La naissance de l'Algèbre
Histoire des Mathématiques
Le mot Algèbre vient de l'arabe al-jabr. Algorithme, qui signifie procédé de calcul utilisant un nombre fini d'applications d'une règle, vient du nom d'un mathématicien arabe Al-Khwarizmi.
timbre représentant Al-Khwarizmi
Quelle chance de savoir résoudre un problème en le mettant en équation et en résolvant l'équation. Mais sait-on que plus de 30 siècles d'efforts ont été nécessaires avant que Leibniz ( mathématicien allemand, 1646 - 1716 ) puisse écrire : " Cette méthode épargne l'esprit et l'imagination [ ... ] Elle nous
fait raisonner à peu de frais en mettant des caractères à la place des choses pour désembarrasser l'imagination. "
La marche vers l'inconnue
On trouve des problèmes numériques sur les tablettes d'argile babyloniennes et sur les papyrus égyptiens du 18e siècle avant J.-C.. Il s'agit souvent de partager des richesses ou des salaires, ou bien de calculer des poids, des longueurs, des aires ou des volumes. La solution se borne généralement à une suite de calculs qui ménent au résultat, mais elle n'apporte pas de justification et n'indique aucune méthode générale. Bref, ce n'est pas de l'algèbre. Il faut attendre le Grec Diophante ( d'Alexandrie ), au 3e siècle après J.-C., pour voir un mathématicien chercher un nombre ayant telle ou telle propriété, sans aucune préoccupation concrète ou géométrique. Déjà, on peut dire que Diophante résout des équations puisqu'il cherche un nombre inconnu qu'il prend soin de désigner par un symbole spécial. Pour le reste, ses équations sont écrites sous la forme d'une phrase, avec quelques abréviations.

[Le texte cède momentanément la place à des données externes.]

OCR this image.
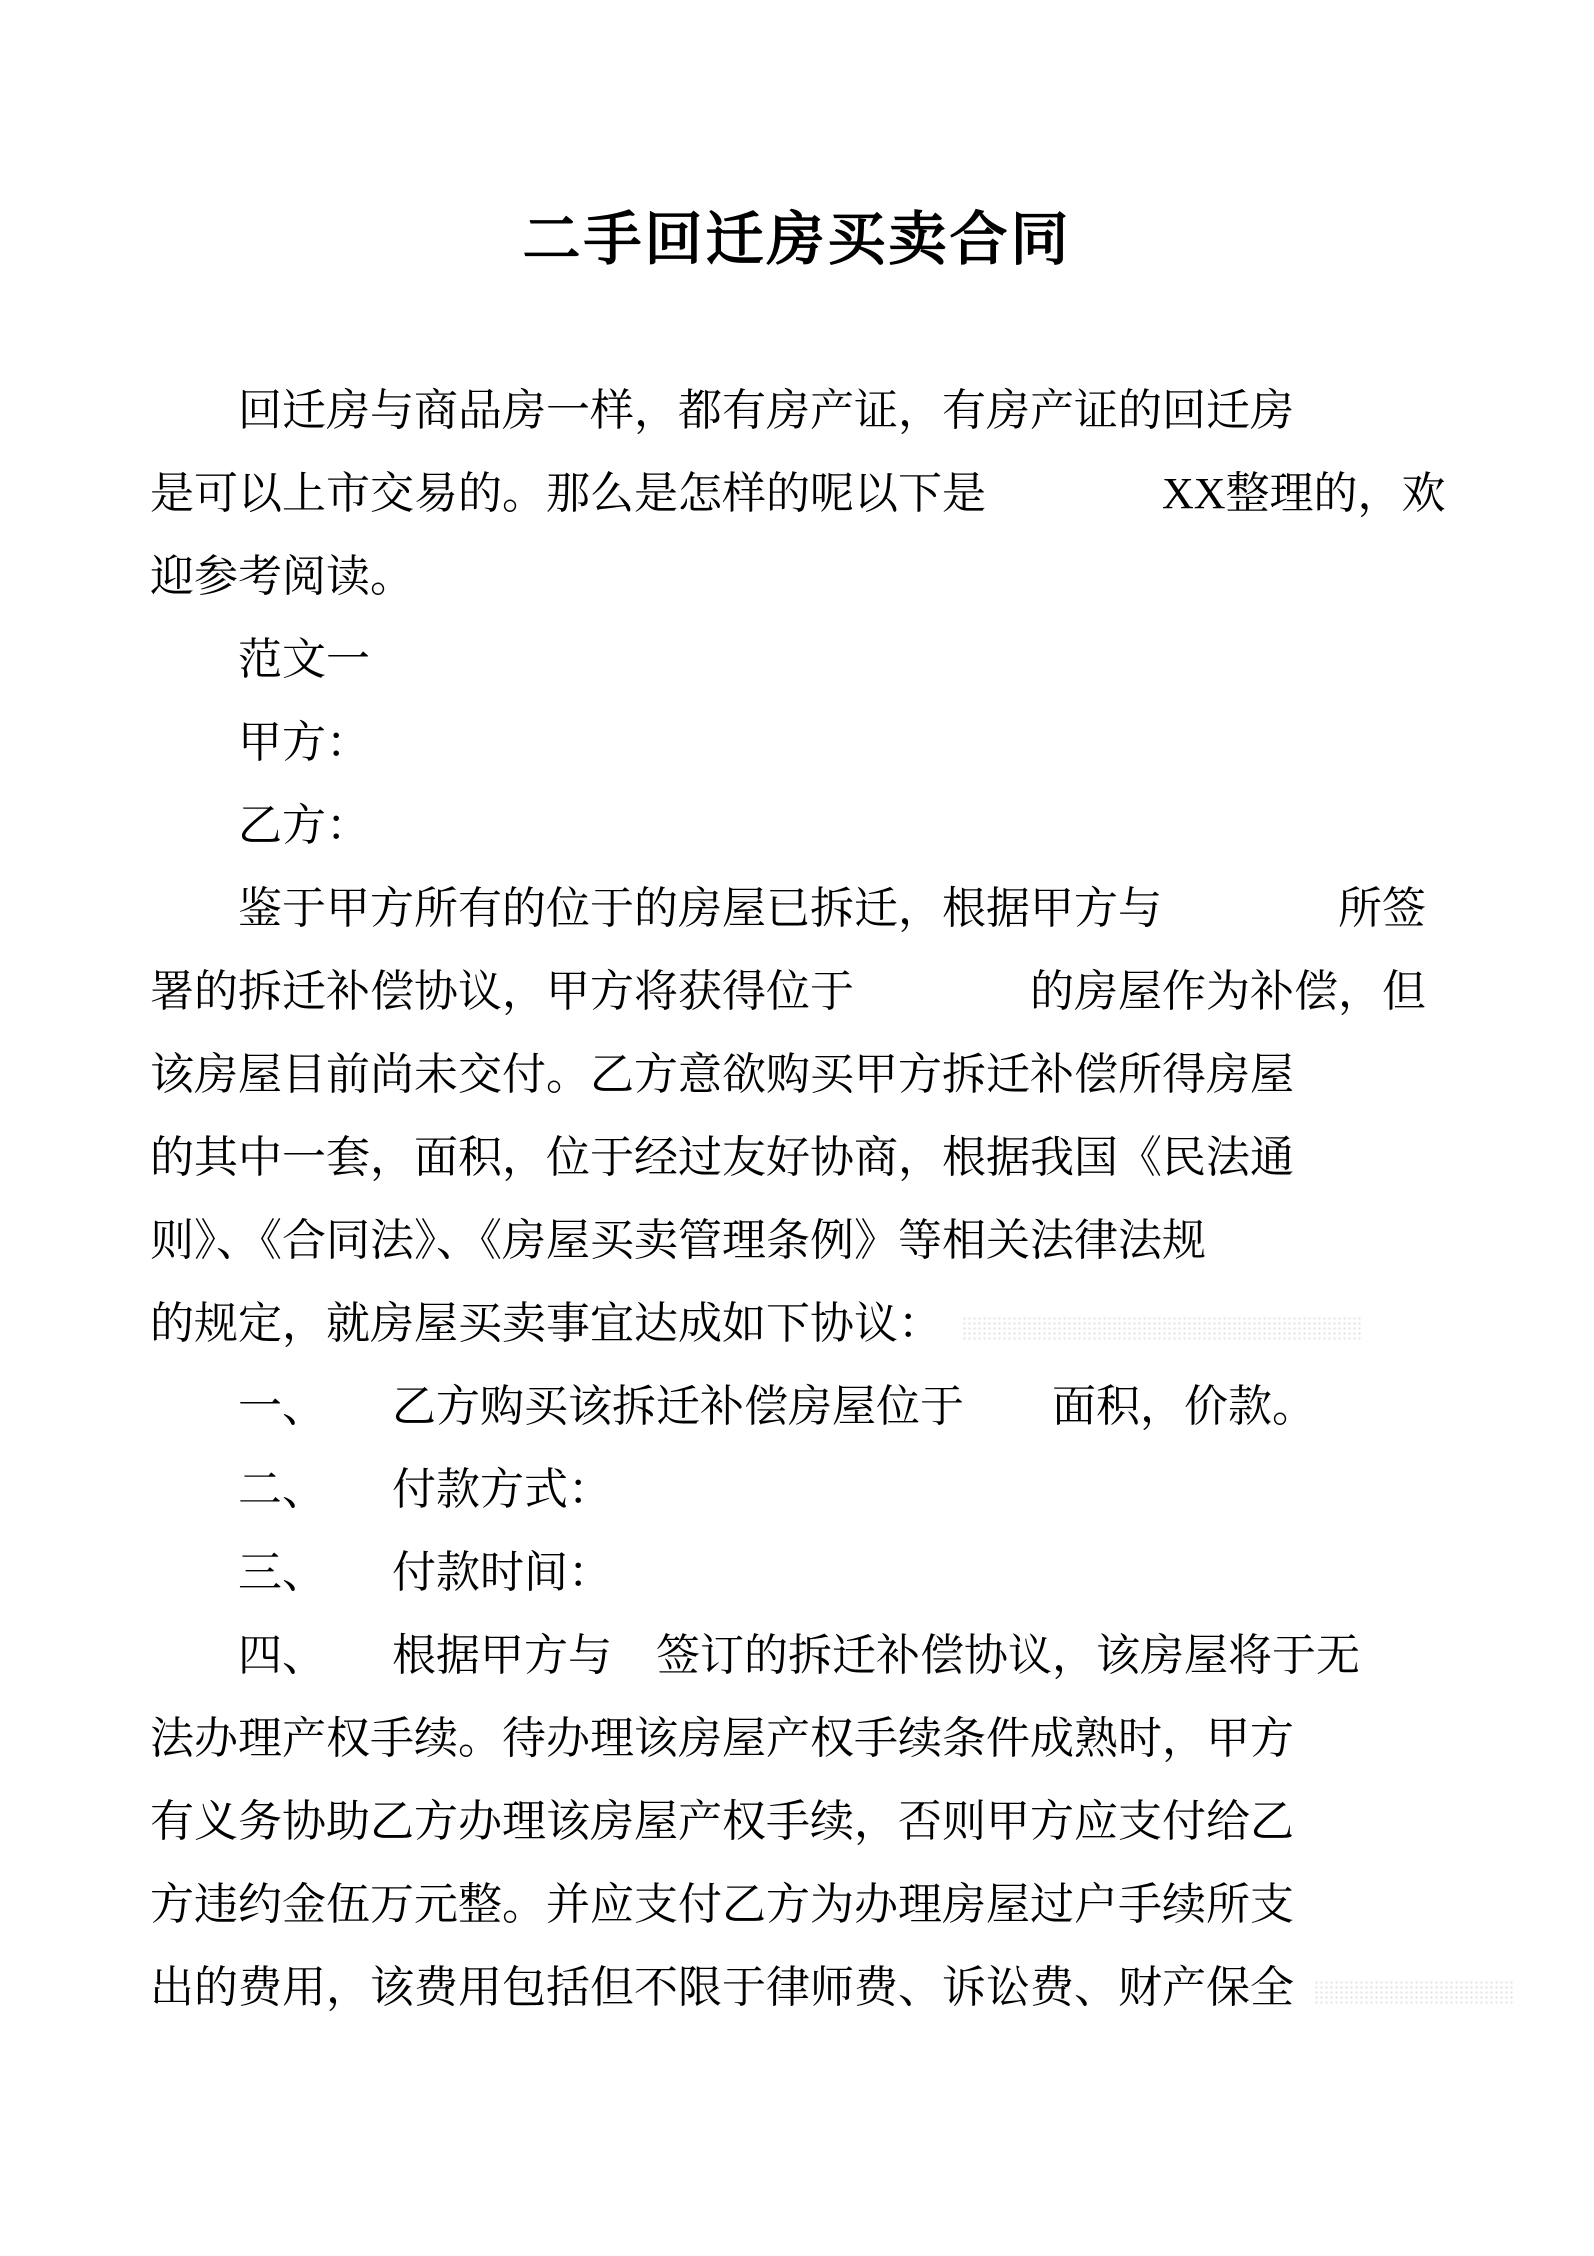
二手回迁房买卖合同
　　回迁房与商品房一样，都有房产证，有房产证的回迁房
是可以上市交易的。那么是怎样的呢以下是　　　　XX整理的，欢
迎参考阅读。
　　范文一
　　甲方：
　　乙方：
　　鉴于甲方所有的位于的房屋已拆迁，根据甲方与　　　　所签
署的拆迁补偿协议，甲方将获得位于　　　　的房屋作为补偿，但
该房屋目前尚未交付。乙方意欲购买甲方拆迁补偿所得房屋
的其中一套，面积，位于经过友好协商，根据我国《民法通
则》、《合同法》、《房屋买卖管理条例》等相关法律法规
的规定，就房屋买卖事宜达成如下协议：
　　一、　　乙方购买该拆迁补偿房屋位于　　面积，价款。
　　二、　　付款方式：
　　三、　　付款时间：
　　四、　　根据甲方与　签订的拆迁补偿协议，该房屋将于无
法办理产权手续。待办理该房屋产权手续条件成熟时，甲方
有义务协助乙方办理该房屋产权手续，否则甲方应支付给乙
方违约金伍万元整。并应支付乙方为办理房屋过户手续所支
出的费用，该费用包括但不限于律师费、诉讼费、财产保全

Répondez moi franchement : Préférez-vous résoudre " six fois le nombre diminué de trois est égal au double du nombre augmenté de cinq " ou bien " 6x - 3 = 2x + 5 " ?
Par al-jahr et al-muqabala
Après Diophante, ce sont les savants de l'Inde qui poursuivent les recherches en algèbre. Puis, au 9e siècle, le mathématicien Al-Khwarizmi qui travaillait à Bagdad décrit une méthode précise pour résoudre des équations.
- Il enlève les signes moins en ajoutant un même nombre aux deux membres d'une équation : cette technique est nommée " al-jahr ". Ainsi 6x - 3 = 2x + 5 devient 6x = 2x + 8, en ajoutant 3 à chaque membre.
- Il soustrait les termes qui figurent à la fois dans les deux membres : cette technique est nommée " al-muqabala ". Ainsi, l'équation précédente devient 4x = 8 en soustrayant 2x à chaque membre.
- Il trouve finalement x = 2 en divisant les deux membres par 4.
Les oeuvres d' Al-Khwarizmi , écrites en arabe, on été traduites en latin et diffusées en Europe par l'Italie et l'Espagne. Ceci contribua à éveiller l'activité mathématique très peu développée dans l'Europe occidentale au Moyen-Âge.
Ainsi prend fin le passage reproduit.